Вот теперь Гард удивился. Не тому, что Анжелика обвинила Вольфа в обмане. Это она сгоряча ляпнула, от жадности. Когда остынет, поймет, что ни Гард, ни она не победили бы в Гонках ни на какой машине, и что дело не в Карле, дело в Вольфе и его дайнах. То, что Анжелика забыла о несовместимости демонов и вампиров, о том, что вампиры для демонов не существуют — это тоже было нормально. Жадность есть жадность, она мозги отключает. Но воображать, будто сделка с демоном может оказаться полезной — это было на Анжелику совсем не похоже. И это никакой жадностью не объяснялось. Жадность — это когда деньги любишь и то, что можно купить за деньги. А демоны… Да это же все равно, что мечтать наесться битого стекла! Верная смерть, еще и мучительная.
— Ты о чем говоришь? Какой еще личный сулэм?
— Не знаю я, — Анжелика снова включила проектор. — Посмотри вокруг.
Вокруг раскинулась величественная панорама: шелковая гладь Песков, переходящая на горизонте в громады хребта Оорог. Что ли операторы потеряли Вольфа и Карла? Почему показывают то пустынные пейзажи, то радостных людей и ликующих вампиров, но не виновника торжества? А точно ведь, потеряли. Камеры его перестали видеть, вот и всё. Вольфу это раз плюнуть. И он не единственный вампир, кто так умеет. Дайн не редкий.
— А что вокруг? — переспросил он. И понял: смотреть надо не проекцию, а на гостиную.
Постеры с Анжеликой. Ее тасвиры повсюду на стенах. Анжелика могла бы ими всю квартиру увешать, Гард был не против, но она ограничилась гостиной и своим кабинетом. Даже в студии держала один-единственный портрет. Не постановочный, обычный. Гард снял ее за чтением нот. Серьезную такую. Наушники сидят криво, волосы дыбом. Гард ее, вообще, постоянно стал снимать, когда Вольф ему камеру настроил… не привык пока, что на тасвирах не чудовище, а Лика такая, какой ее все видят. Если оцелот, то оцелот, если человек, то человек.
До профессионалов ему, конечно, было далеко. Тасвиру мало научиться, к нему еще талант иметь надо. Но профессионалов-то вокруг Анжелики хватало. Съемки чуть не каждую неделю. И, если говорить об оцелотах, то тасвиры с кошачьим обликом нравились людям не меньше, чем человеческие. Женщинам — даже больше.

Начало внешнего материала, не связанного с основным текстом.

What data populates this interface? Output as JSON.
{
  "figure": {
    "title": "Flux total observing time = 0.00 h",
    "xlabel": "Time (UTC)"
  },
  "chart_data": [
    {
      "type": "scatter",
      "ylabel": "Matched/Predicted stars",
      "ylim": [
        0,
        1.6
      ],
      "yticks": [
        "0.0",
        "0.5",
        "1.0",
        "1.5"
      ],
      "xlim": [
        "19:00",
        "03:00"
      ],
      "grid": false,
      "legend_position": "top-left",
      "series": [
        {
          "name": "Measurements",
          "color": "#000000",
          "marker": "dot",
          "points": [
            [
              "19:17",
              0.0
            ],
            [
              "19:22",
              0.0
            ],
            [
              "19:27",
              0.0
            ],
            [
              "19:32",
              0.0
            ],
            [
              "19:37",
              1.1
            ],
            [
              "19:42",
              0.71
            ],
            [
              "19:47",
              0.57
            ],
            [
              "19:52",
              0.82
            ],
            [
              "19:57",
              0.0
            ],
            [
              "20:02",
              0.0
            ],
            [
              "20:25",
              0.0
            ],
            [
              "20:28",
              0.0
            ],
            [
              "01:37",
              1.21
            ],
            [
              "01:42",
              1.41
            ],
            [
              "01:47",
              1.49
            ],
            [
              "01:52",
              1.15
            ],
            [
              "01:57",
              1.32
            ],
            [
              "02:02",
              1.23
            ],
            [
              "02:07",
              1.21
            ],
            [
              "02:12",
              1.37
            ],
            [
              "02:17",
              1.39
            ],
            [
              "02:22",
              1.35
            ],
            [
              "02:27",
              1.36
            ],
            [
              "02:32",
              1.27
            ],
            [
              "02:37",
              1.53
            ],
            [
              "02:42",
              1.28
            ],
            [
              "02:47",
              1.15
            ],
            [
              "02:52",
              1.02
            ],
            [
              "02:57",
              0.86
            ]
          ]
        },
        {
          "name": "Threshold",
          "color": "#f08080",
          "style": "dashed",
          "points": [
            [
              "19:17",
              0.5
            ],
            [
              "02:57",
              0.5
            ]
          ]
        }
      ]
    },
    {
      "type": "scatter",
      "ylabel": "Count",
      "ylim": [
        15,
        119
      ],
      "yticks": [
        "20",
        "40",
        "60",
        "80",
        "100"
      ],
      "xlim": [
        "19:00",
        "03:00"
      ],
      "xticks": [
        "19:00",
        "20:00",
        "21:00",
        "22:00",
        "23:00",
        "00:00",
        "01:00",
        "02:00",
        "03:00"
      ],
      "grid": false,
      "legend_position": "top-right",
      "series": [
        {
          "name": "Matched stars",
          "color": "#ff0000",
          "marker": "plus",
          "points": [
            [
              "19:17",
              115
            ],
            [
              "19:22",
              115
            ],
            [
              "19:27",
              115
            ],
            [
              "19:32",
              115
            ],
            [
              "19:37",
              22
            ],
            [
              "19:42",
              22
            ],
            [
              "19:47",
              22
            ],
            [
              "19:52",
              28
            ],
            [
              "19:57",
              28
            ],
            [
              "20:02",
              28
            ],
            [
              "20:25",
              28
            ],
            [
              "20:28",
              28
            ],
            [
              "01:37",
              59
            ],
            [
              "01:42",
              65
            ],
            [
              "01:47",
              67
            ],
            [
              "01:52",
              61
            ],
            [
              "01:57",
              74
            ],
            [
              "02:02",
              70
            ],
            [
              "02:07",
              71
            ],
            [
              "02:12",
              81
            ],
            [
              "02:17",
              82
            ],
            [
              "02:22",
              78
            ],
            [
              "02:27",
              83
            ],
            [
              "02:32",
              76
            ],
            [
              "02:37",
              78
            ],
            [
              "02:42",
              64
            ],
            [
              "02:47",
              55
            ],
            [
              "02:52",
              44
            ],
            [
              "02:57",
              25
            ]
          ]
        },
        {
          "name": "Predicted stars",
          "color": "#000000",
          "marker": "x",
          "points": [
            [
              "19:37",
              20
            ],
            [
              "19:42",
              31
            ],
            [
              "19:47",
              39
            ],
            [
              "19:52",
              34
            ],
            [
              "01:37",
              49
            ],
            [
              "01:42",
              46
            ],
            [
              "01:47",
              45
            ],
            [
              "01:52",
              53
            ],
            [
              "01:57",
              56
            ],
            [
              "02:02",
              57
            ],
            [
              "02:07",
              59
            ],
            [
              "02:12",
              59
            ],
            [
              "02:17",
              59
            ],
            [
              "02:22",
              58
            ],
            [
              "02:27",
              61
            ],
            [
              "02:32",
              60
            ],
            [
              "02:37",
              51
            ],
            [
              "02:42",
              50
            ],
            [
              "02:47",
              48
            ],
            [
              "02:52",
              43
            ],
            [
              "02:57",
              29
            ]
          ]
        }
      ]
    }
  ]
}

Это Анжелика настояла на том, чтобы снимали обе ее сущности. Райхан, тасвирер из «Хадары» за идею ухватилась сначала только из профессионального интереса, и когда менеджеры закрутили носами, не то, чтобы пошла на попятную, но сказала, что оцелота будет снимать в частном порядке, не по заказу холдинга. А потом кто-то из здешних христиан — не последний, надо полагать, человек в Эсимене — посоветовал именно на двух обликах и сделать акцент. У христиан, понятно, свои заморочки, мол все люди разные, но все созданы по образу и подобию Белого Бога, поэтому Белый Бог всех любит. А людям того и надо. Все хотят, чтобы их любили. Христиане этим пользуются, ни в чем себе не отказывают. Так они Ифэренн и захватили, храмов своих всюду понастроили, вампиров навербовали. Им дела нет, что Анжелика не христианка и креститься даже не думает.

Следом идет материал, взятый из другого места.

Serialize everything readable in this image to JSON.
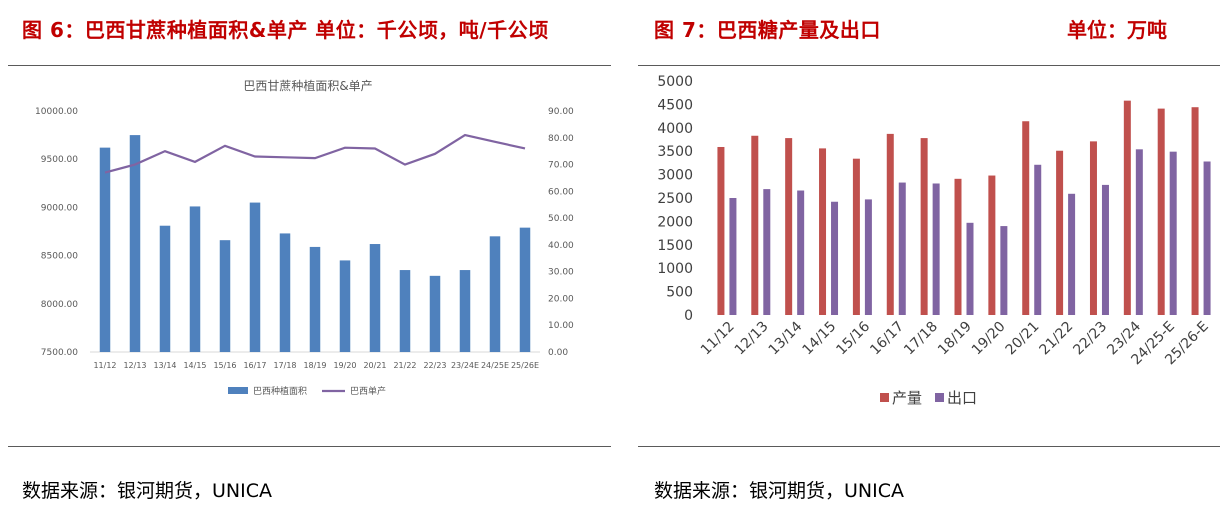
{
  "left": {
    "figure_title": "图 6：巴西甘蔗种植面积&单产  单位：千公顷，吨/千公顷",
    "source": "数据来源：银河期货，UNICA"
  },
  "right": {
    "figure_title": "图 7：巴西糖产量及出口",
    "unit": "单位：万吨",
    "source": "数据来源：银河期货，UNICA"
  },
  "chart_data": [
    {
      "type": "bar+line",
      "title": "巴西甘蔗种植面积&单产",
      "categories": [
        "11/12",
        "12/13",
        "13/14",
        "14/15",
        "15/16",
        "16/17",
        "17/18",
        "18/19",
        "19/20",
        "20/21",
        "21/22",
        "22/23",
        "23/24E",
        "24/25E",
        "25/26E"
      ],
      "series": [
        {
          "name": "巴西种植面积",
          "kind": "bar",
          "axis": "left",
          "color": "#4f81bd",
          "values": [
            9620,
            9750,
            8810,
            9010,
            8660,
            9050,
            8730,
            8590,
            8450,
            8620,
            8350,
            8290,
            8350,
            8700,
            8790
          ]
        },
        {
          "name": "巴西单产",
          "kind": "line",
          "axis": "right",
          "color": "#8064a2",
          "values": [
            67,
            70,
            75,
            71,
            77,
            73,
            72.7,
            72.4,
            76.3,
            76,
            70,
            74,
            81,
            78.5,
            76
          ]
        }
      ],
      "y_left": {
        "min": 7500,
        "max": 10000,
        "ticks": [
          "7500.00",
          "8000.00",
          "8500.00",
          "9000.00",
          "9500.00",
          "10000.00"
        ]
      },
      "y_right": {
        "min": 0,
        "max": 90,
        "ticks": [
          "0.00",
          "10.00",
          "20.00",
          "30.00",
          "40.00",
          "50.00",
          "60.00",
          "70.00",
          "80.00",
          "90.00"
        ]
      },
      "legend": "bottom"
    },
    {
      "type": "bar",
      "title": "",
      "categories": [
        "11/12",
        "12/13",
        "13/14",
        "14/15",
        "15/16",
        "16/17",
        "17/18",
        "18/19",
        "19/20",
        "20/21",
        "21/22",
        "22/23",
        "23/24",
        "24/25-E",
        "25/26-E"
      ],
      "series": [
        {
          "name": "产量",
          "color": "#c0504d",
          "values": [
            3590,
            3830,
            3780,
            3560,
            3340,
            3870,
            3780,
            2910,
            2980,
            4140,
            3510,
            3710,
            4580,
            4410,
            4440
          ]
        },
        {
          "name": "出口",
          "color": "#8064a2",
          "values": [
            2500,
            2690,
            2660,
            2420,
            2470,
            2830,
            2810,
            1970,
            1900,
            3210,
            2590,
            2780,
            3540,
            3490,
            3280
          ]
        }
      ],
      "y": {
        "min": 0,
        "max": 5000,
        "ticks": [
          "0",
          "500",
          "1000",
          "1500",
          "2000",
          "2500",
          "3000",
          "3500",
          "4000",
          "4500",
          "5000"
        ]
      },
      "legend": "bottom"
    }
  ]
}
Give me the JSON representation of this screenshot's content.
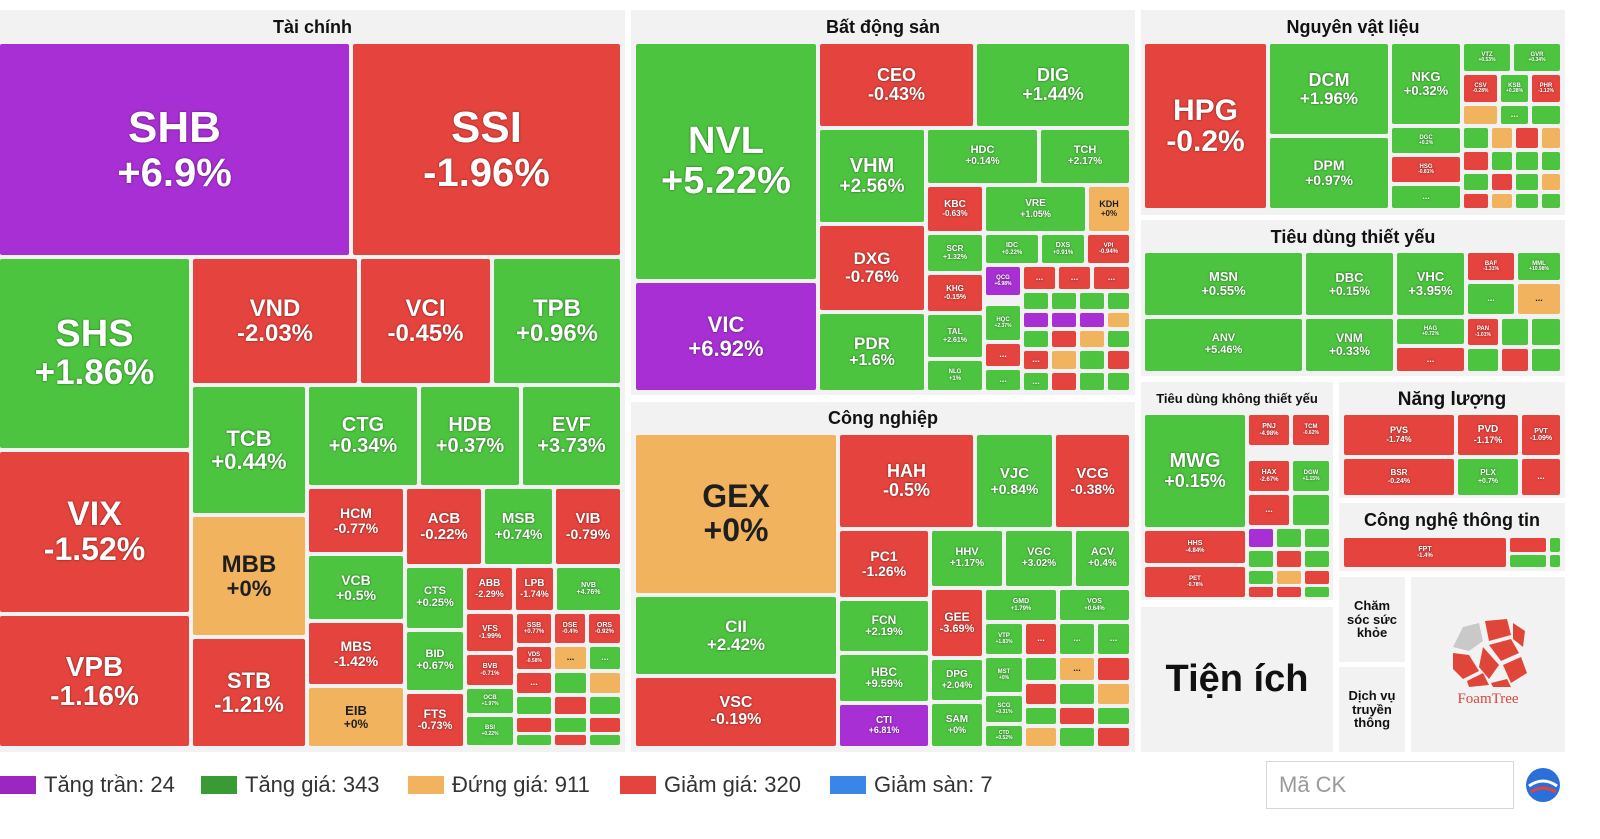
{
  "sections": {
    "tai_chinh": "Tài chính",
    "bat_dong_san": "Bất động sản",
    "nguyen_vat_lieu": "Nguyên vật liệu",
    "tieu_dung_thiet_yeu": "Tiêu dùng thiết yếu",
    "tieu_dung_khong_thiet_yeu": "Tiêu dùng không thiết yếu",
    "nang_luong": "Năng lượng",
    "cong_nghiep": "Công nghiệp",
    "cong_nghe": "Công nghệ thông tin",
    "tien_ich": "Tiện ích",
    "cham_soc": "Chăm sóc sức khỏe",
    "dich_vu": "Dịch vụ truyền thông"
  },
  "foamtree_label": "FoamTree",
  "colors": {
    "green": "#4cc43f",
    "red": "#e5433d",
    "yellow": "#f2b35f",
    "purple": "#a82fd3",
    "blue": "#3a86e8"
  },
  "tiles": {
    "SHB": "+6.9%",
    "SSI": "-1.96%",
    "SHS": "+1.86%",
    "VND": "-2.03%",
    "VCI": "-0.45%",
    "TPB": "+0.96%",
    "TCB": "+0.44%",
    "CTG": "+0.34%",
    "HDB": "+0.37%",
    "EVF": "+3.73%",
    "VIX": "-1.52%",
    "MBB": "+0%",
    "HCM": "-0.77%",
    "ACB": "-0.22%",
    "MSB": "+0.74%",
    "VIB": "-0.79%",
    "VCB": "+0.5%",
    "CTS": "+0.25%",
    "ABB": "-2.29%",
    "LPB": "-1.74%",
    "NVB": "+4.76%",
    "VFS": "-1.99%",
    "SSB": "+0.77%",
    "DSE": "-0.4%",
    "ORS": "-0.92%",
    "BVB": "-0.71%",
    "VDS": "-0.58%",
    "MBS": "-1.42%",
    "BID": "+0.67%",
    "OCB": "+1.97%",
    "BSI": "+0.22%",
    "VPB": "-1.16%",
    "STB": "-1.21%",
    "EIB": "+0%",
    "FTS": "-0.73%",
    "NVL": "+5.22%",
    "CEO": "-0.43%",
    "DIG": "+1.44%",
    "VHM": "+2.56%",
    "HDC": "+0.14%",
    "TCH": "+2.17%",
    "KBC": "-0.63%",
    "VRE": "+1.05%",
    "KDH": "+0%",
    "VIC": "+6.92%",
    "DXG": "-0.76%",
    "SCR": "+1.32%",
    "IDC": "+0.22%",
    "DXS": "+0.91%",
    "VPI": "-0.94%",
    "KHG": "-0.15%",
    "QCG": "+6.98%",
    "HQC": "+2.37%",
    "TAL": "+2.61%",
    "PDR": "+1.6%",
    "NLG": "+1%",
    "GEX": "+0%",
    "HAH": "-0.5%",
    "VJC": "+0.84%",
    "VCG": "-0.38%",
    "PC1": "-1.26%",
    "HHV": "+1.17%",
    "VGC": "+3.02%",
    "ACV": "+0.4%",
    "CII": "+2.42%",
    "FCN": "+2.19%",
    "GEE": "-3.69%",
    "GMD": "+1.79%",
    "VOS": "+0.64%",
    "VTP": "+1.83%",
    "HBC": "+9.59%",
    "DPG": "+2.04%",
    "MST": "+0%",
    "SCG": "+0.31%",
    "VSC": "-0.19%",
    "CTI": "+6.81%",
    "SAM": "+0%",
    "CTD": "+0.52%",
    "HPG": "-0.2%",
    "DCM": "+1.96%",
    "NKG": "+0.32%",
    "VTZ": "+0.53%",
    "GVR": "+0.34%",
    "CSV": "-0.28%",
    "KSB": "+0.28%",
    "PHR": "-1.12%",
    "DGC": "+0.2%",
    "DPM": "+0.97%",
    "HSG": "-0.81%",
    "MSN": "+0.55%",
    "DBC": "+0.15%",
    "VHC": "+3.95%",
    "BAF": "-1.31%",
    "MML": "+10.98%",
    "ANV": "+5.46%",
    "VNM": "+0.33%",
    "HAG": "+0.72%",
    "PAN": "-1.01%",
    "MWG": "+0.15%",
    "PNJ": "-4.98%",
    "TCM": "-0.62%",
    "HAX": "-2.67%",
    "DGW": "+1.15%",
    "HHS": "-4.84%",
    "PET": "-0.78%",
    "PVS": "-1.74%",
    "PVD": "-1.17%",
    "PVT": "-1.09%",
    "BSR": "-0.24%",
    "PLX": "+0.7%",
    "FPT": "-1.4%"
  },
  "ellipsis": "...",
  "legend": [
    {
      "label": "Tăng trần: 24",
      "color": "#9c27c0"
    },
    {
      "label": "Tăng giá: 343",
      "color": "#3a9a34"
    },
    {
      "label": "Đứng giá: 911",
      "color": "#f2b35f"
    },
    {
      "label": "Giảm giá: 320",
      "color": "#e5433d"
    },
    {
      "label": "Giảm sàn: 7",
      "color": "#3a86e8"
    }
  ],
  "search": {
    "placeholder": "Mã CK"
  }
}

Ей даже дебют предстоял в опере «Луга». Лугой назывался город, уже не существующий, первый, в котором святой Артур дал бой демонам. На все вкусы история. Христианская от начала и до конца. Там и приключения, и любовь, и трагедия со смертоубийством. А в середине герой убивал героиню. Топором.
— Ты ведь не о христианах говоришь? — уточнил Гард.
Анжелика закатила глаза.
— Они такие же жертвы, как мы с тобой. Ты что, не понимаешь, что никто не понимает? Тасвиры и видеозаписи — это один из кусочков, для нас с тобой огромный, он всю нашу жизнь изменил, а по сравнению с этим, — она кивнула на безмолвно раскрывающего рот репортера, который брал интервью у кого-то, живого или мертвого — не понять, — крошечный. И победа в Большой гонке для кого-то огромное дело. А если сравнить… я не знаю с чем… то тоже мелочь и пустяк. Так вот, Гард, с чем сравнивать то, для чего мелочь и пустяк — Большая гонка? Христиане в это влипли так же, как мы. Они просто больше чем мы. Нас двое, а их миллионы. Я буду петь в «Луге», я там буду играть вампира, я ненавижу вампиров, но буду всё равно. Мне это надо, ты знаешь.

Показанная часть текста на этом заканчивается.